I run to the bathroom and put everything I ate out, a wave of nausea hits me and I can no longer breathe normally, along with the difficulty of breathing, I feel a strong pain in my stomach.
"Calm down, calm down..." João strokes my hair as I vomit and moan in pain.
"It's hurting a lot. Does the baby want to be born yet? It's not time..." I speak with difficulty.
"As soon as you are feeling better to leave, we will immediately go to the hospital." He talks and continues to help me.
"I want to go now. I'm scared there's something wrong with my son." I ask and he helps me up.
"Come on, it's going to be okay my love." He hugs me and then takes the bag that I had prepared two days ago with Eloíse's help, since I had no idea what to take to the maternity ward.
Maybe I fell asleep suddenly, but all I know is that after that my vision darkened and I lost all my senses, I don't remember anything else, it seems that I was anesthetized and sent to the universe of emptiness.
I open my eyes with difficulty, I can barely see, my head throbs and my body aches as if a truck has passed and passed over me, I hear beeping noises, I finally manage to open my eyes and I am faced with a completely white room and a man, I look more closely at John, standing in the bedroom doorway. I try to call him out but my throat is dry and my voice won't come out.
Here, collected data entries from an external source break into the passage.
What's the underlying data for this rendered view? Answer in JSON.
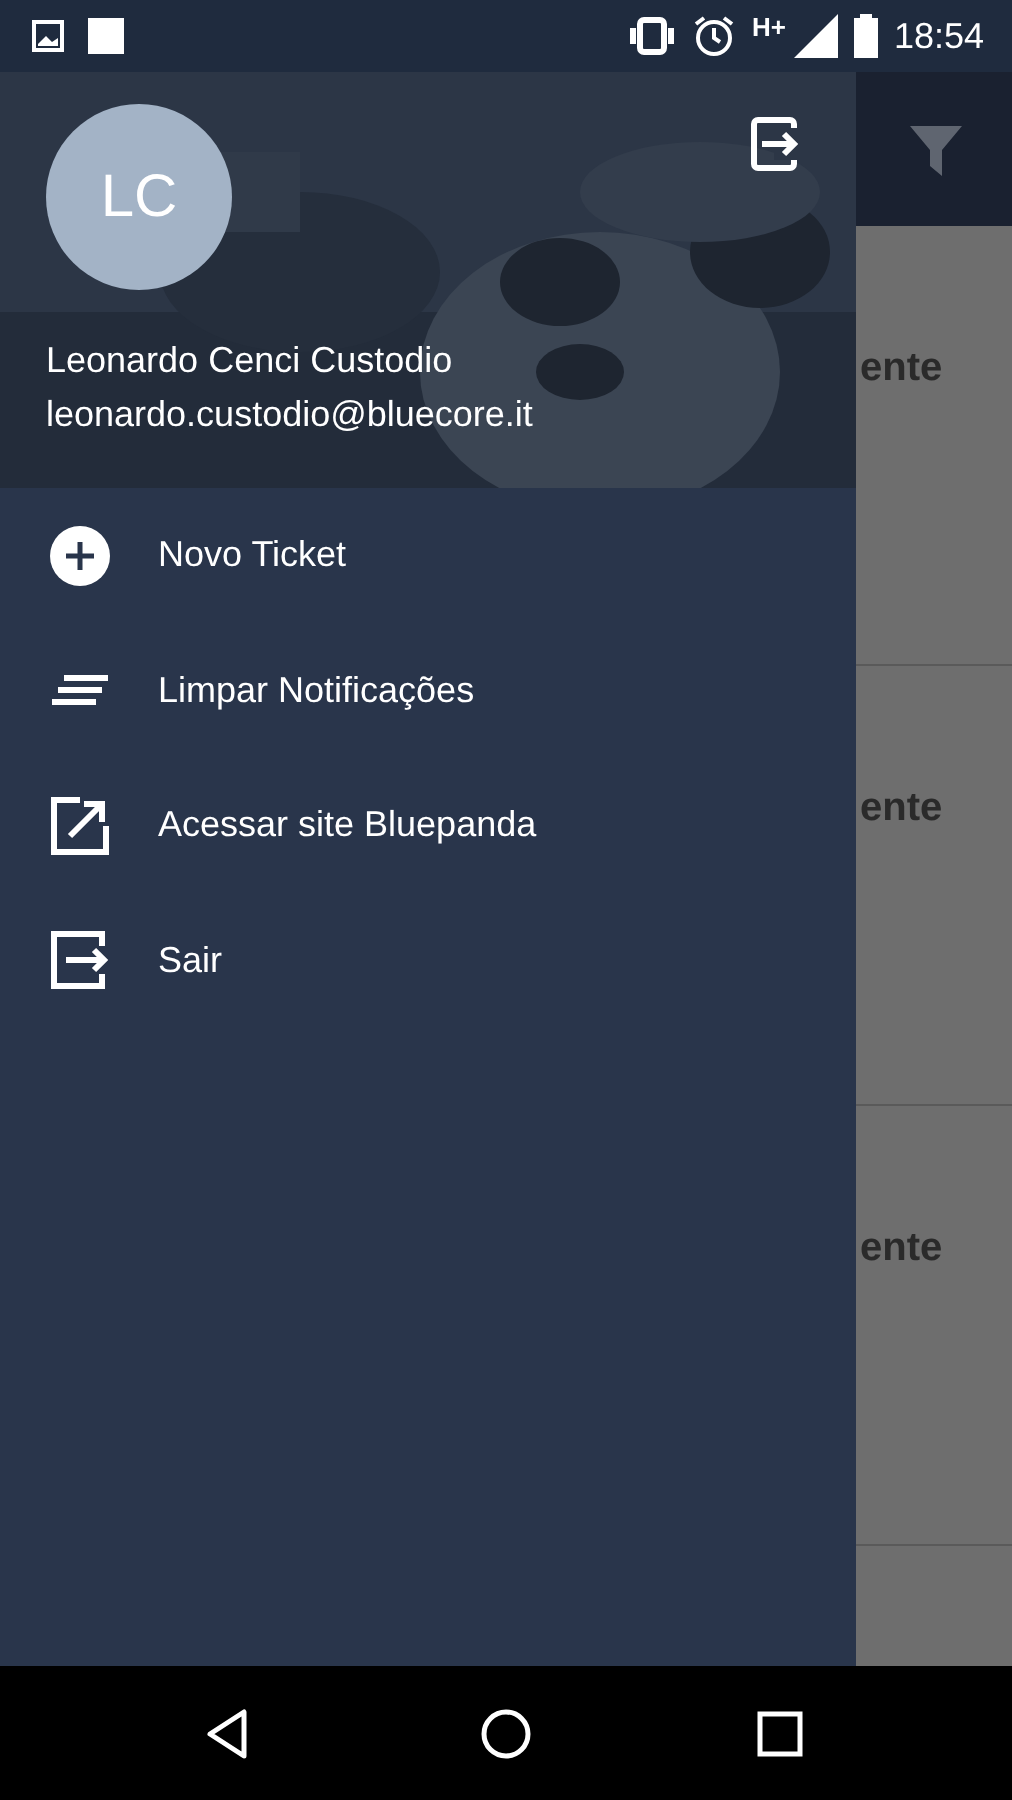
{
  "status_bar": {
    "network": "H+",
    "time": "18:54"
  },
  "drawer": {
    "header": {
      "initials": "LC",
      "name": "Leonardo Cenci Custodio",
      "email": "leonardo.custodio@bluecore.it"
    },
    "menu": [
      {
        "kind": "add",
        "label": "Novo Ticket"
      },
      {
        "kind": "clear",
        "label": "Limpar Notificações"
      },
      {
        "kind": "open",
        "label": "Acessar site Bluepanda"
      },
      {
        "kind": "exit",
        "label": "Sair"
      }
    ]
  },
  "background_list": [
    {
      "text": "ente"
    },
    {
      "text": "ente"
    },
    {
      "text": "ente"
    }
  ]
}
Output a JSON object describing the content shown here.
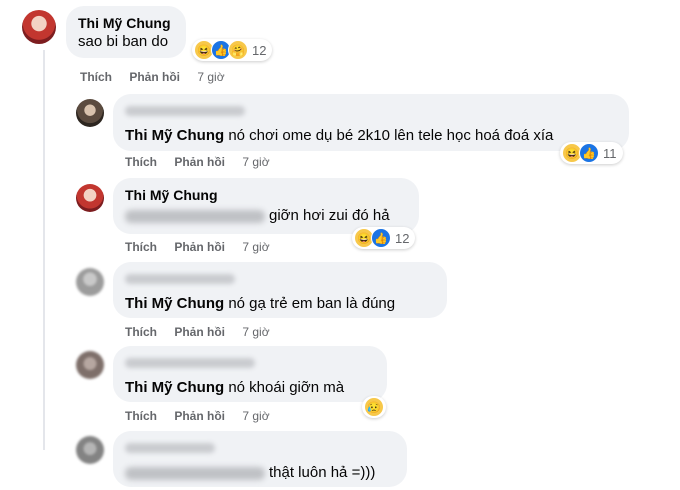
{
  "comments": [
    {
      "author": "Thi Mỹ Chung",
      "text": "sao bi ban do",
      "reaction_count": "12",
      "reactions": [
        "haha-icon",
        "like-icon",
        "care-icon"
      ],
      "actions": {
        "like": "Thích",
        "reply": "Phản hồi",
        "time": "7 giờ"
      }
    },
    {
      "tag": "Thi Mỹ Chung",
      "text": " nó chơi ome dụ bé 2k10 lên tele học hoá đoá xía",
      "reaction_count": "11",
      "reactions": [
        "haha-icon",
        "like-icon"
      ],
      "actions": {
        "like": "Thích",
        "reply": "Phản hồi",
        "time": "7 giờ"
      }
    },
    {
      "author": "Thi Mỹ Chung",
      "text": "giỡn hơi zui đó hả",
      "reaction_count": "12",
      "reactions": [
        "haha-icon",
        "like-icon"
      ],
      "actions": {
        "like": "Thích",
        "reply": "Phản hồi",
        "time": "7 giờ"
      }
    },
    {
      "tag": "Thi Mỹ Chung",
      "text": " nó gạ trẻ em ban là đúng",
      "actions": {
        "like": "Thích",
        "reply": "Phản hồi",
        "time": "7 giờ"
      }
    },
    {
      "tag": "Thi Mỹ Chung",
      "text": " nó khoái giỡn mà",
      "reactions": [
        "sad-icon"
      ],
      "actions": {
        "like": "Thích",
        "reply": "Phản hồi",
        "time": "7 giờ"
      }
    },
    {
      "text": "thật luôn hả =)))"
    }
  ],
  "colors": {
    "bubble": "#f0f2f5",
    "meta": "#65676b",
    "like_blue": "#1b74e4"
  }
}
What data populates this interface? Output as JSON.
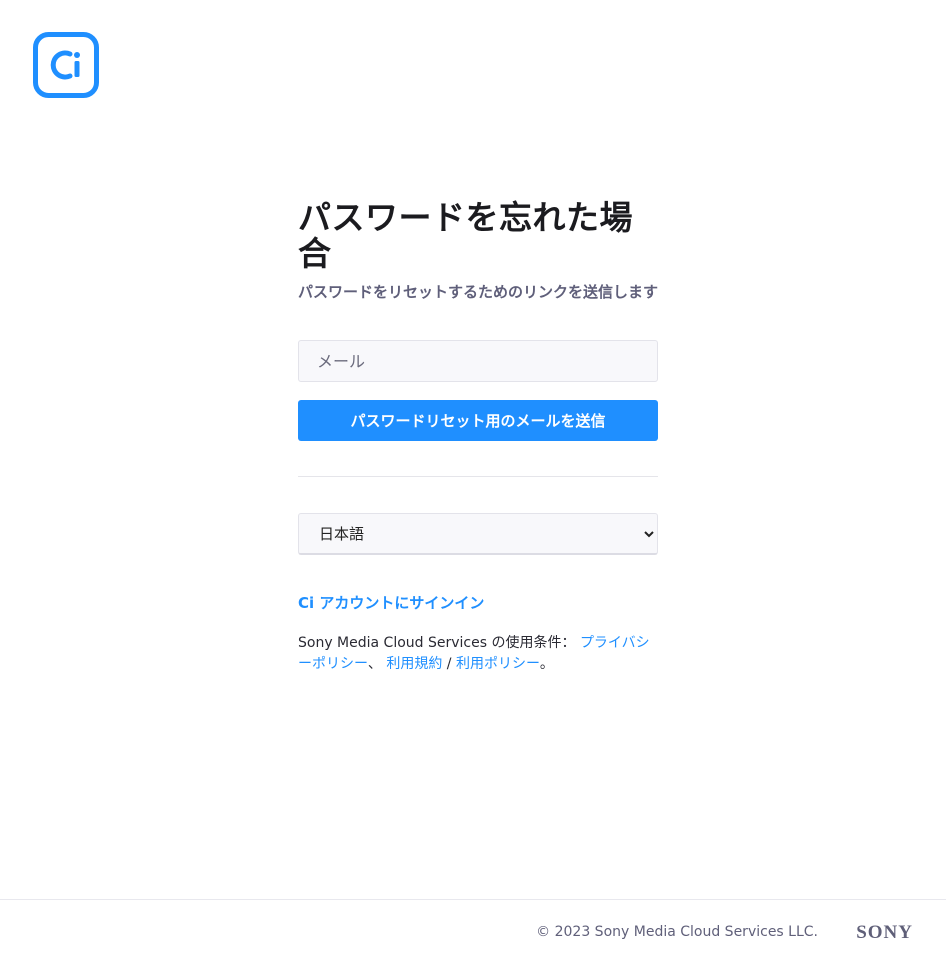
{
  "brand": {
    "logo_icon": "ci-logo-icon",
    "accent_color": "#1f8fff"
  },
  "form": {
    "title": "パスワードを忘れた場合",
    "subtitle": "パスワードをリセットするためのリンクを送信します",
    "email_placeholder": "メール",
    "email_value": "",
    "submit_label": "パスワードリセット用のメールを送信"
  },
  "language": {
    "selected": "日本語"
  },
  "links": {
    "signin": "Ci アカウントにサインイン",
    "terms_prefix": "Sony Media Cloud Services の使用条件：",
    "privacy_policy": "プライバシーポリシー",
    "separator1": "、",
    "terms_of_use": "利用規約",
    "separator2": " / ",
    "usage_policy": "利用ポリシー",
    "period": "。"
  },
  "footer": {
    "copyright": "© 2023 Sony Media Cloud Services LLC.",
    "sony_logo": "SONY"
  }
}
My baby! I look at my already flat belly and despair, where is the baby that was inside? I really want to scream and ask, but I can't, my voice doesn't come out, I can barely move. Fortunately João looks at me and realizes that I'm awake, he approaches smiling and caresses my face.
"Everything is fine, they needed to do an urgent cesarean section, you were losing a lot of fluid and blood, Otto is strong and very handsome, he went straight to the incubator, you need to be calm and rest, so that you are healthy to take care of my nephew." He explains it to me smoothly.
It's impossible to hold back the tears of emotion, my baby was born, I really hope he's okay and that João isn't just trying to reassure me. I'm literally a mother now, god! What happiness!
"Promise he's really okay?" I ask crying.
"Yes I promise." He responds and shakes my hand.
"I want to see him, please…" I ask weakly.
My anxiety to see my baby is so great that my tears take a long time to stop, my heart is racing and a feeling greater than anything I've ever felt, overflows through my eyes, the most beautiful love anyone could feel, it's the love that a mother feels for her son.